Peter Berger. Photograph: www.peterberger.sk Matshikiza was ably partnered by the Slovakian tenor Peter Berger who sang and acted a sterling and credible Lukáš. His voice has both a ringing and open quality that is absolutely right for this music and it also has both lyricism and, where needed, heft. He has an easy stage presence too. He made the most of his Act Two aria ‘Já nešastnik’. It would be good to hear him in roles like the Prince in “Rusalka” in which his vocal characteristics would be ideal. The two interacted very well in their various duets and were emotive in their physical interplay. If Lukáš appears a bit of a bully that is part and parcel of the piece, and Berger certainly made his character’s realisation of the motivation behind Vendulka’s refusal to kiss Lukáš work. One was left wondering how the character must have treated his first wife!
Although the two lovers carry much of the opera vocally, good support is needed. Jiři Přibyl bought his sonorous bass to the part of Paloucký Otec, and if his acting was a bit too obviously a young man portraying an older one, that is the fate of young operatic basses! Eliška Weissová was a sympathetic Martinka, and displayed her fruity voice to effect. Ekaterina Bakanová grabbed her moment in the spotlight as the maid Barče as she greeted the dawn.
The Orchestra of Wexford Festival Opera responded well to Jaroslav Kyzlink’s conducting – the music had rhythmic vitality and force where needed, with warmth to the strings and lovely flute playing too.
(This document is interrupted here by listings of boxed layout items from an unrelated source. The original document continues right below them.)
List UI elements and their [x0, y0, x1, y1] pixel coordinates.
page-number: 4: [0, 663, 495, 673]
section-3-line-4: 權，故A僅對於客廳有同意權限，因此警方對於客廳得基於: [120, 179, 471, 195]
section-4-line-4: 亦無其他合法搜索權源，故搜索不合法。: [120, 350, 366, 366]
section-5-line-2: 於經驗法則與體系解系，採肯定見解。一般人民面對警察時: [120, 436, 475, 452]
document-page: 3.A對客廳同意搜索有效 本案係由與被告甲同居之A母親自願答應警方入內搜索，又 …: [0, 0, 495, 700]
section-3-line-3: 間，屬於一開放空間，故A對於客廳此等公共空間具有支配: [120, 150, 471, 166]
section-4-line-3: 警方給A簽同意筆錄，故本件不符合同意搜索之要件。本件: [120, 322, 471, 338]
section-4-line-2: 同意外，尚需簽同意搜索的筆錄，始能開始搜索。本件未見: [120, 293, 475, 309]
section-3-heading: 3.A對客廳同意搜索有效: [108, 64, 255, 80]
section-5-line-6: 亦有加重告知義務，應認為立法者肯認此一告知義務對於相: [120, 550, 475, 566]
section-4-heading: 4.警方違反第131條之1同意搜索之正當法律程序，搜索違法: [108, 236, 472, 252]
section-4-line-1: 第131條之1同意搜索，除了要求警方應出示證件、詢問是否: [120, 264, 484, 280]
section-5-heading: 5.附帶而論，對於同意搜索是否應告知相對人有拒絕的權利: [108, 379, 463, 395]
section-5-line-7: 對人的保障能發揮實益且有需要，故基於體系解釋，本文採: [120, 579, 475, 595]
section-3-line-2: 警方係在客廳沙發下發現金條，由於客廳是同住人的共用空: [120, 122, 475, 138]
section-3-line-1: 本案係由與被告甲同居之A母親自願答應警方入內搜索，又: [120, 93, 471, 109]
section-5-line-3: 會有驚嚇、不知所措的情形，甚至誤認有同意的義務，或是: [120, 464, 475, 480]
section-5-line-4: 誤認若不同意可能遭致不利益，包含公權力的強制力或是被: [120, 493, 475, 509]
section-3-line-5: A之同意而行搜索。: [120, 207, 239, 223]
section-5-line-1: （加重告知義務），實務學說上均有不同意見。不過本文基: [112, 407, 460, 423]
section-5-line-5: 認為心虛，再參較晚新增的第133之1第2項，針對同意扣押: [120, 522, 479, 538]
The lower brass was also effective – wonderfully raspy in the introduction to Lukáš’s first utterances.
Michael Gieleta’s production was strong in terms of direction of the principal singers, although the chorus could perhaps have been more imaginatively handled, and acting too much ‘as one’. The ensemble that follows found the chorus singing well, although it might have been even more impressive had the singers started off more quietly to make the build-up of dynamic more effective, although this may be an effect of the extremely immediate acoustic of Wexford’s new auditorium. James Macnamara’s warm and colourful pastoral settings were pleasant on the eye.
All in all this was a evening of genial entertainment, and with some lovely singing, one felt ready to saunter out of the theatre back to the real world where even the sudden downpour could not dampen the spirits too much.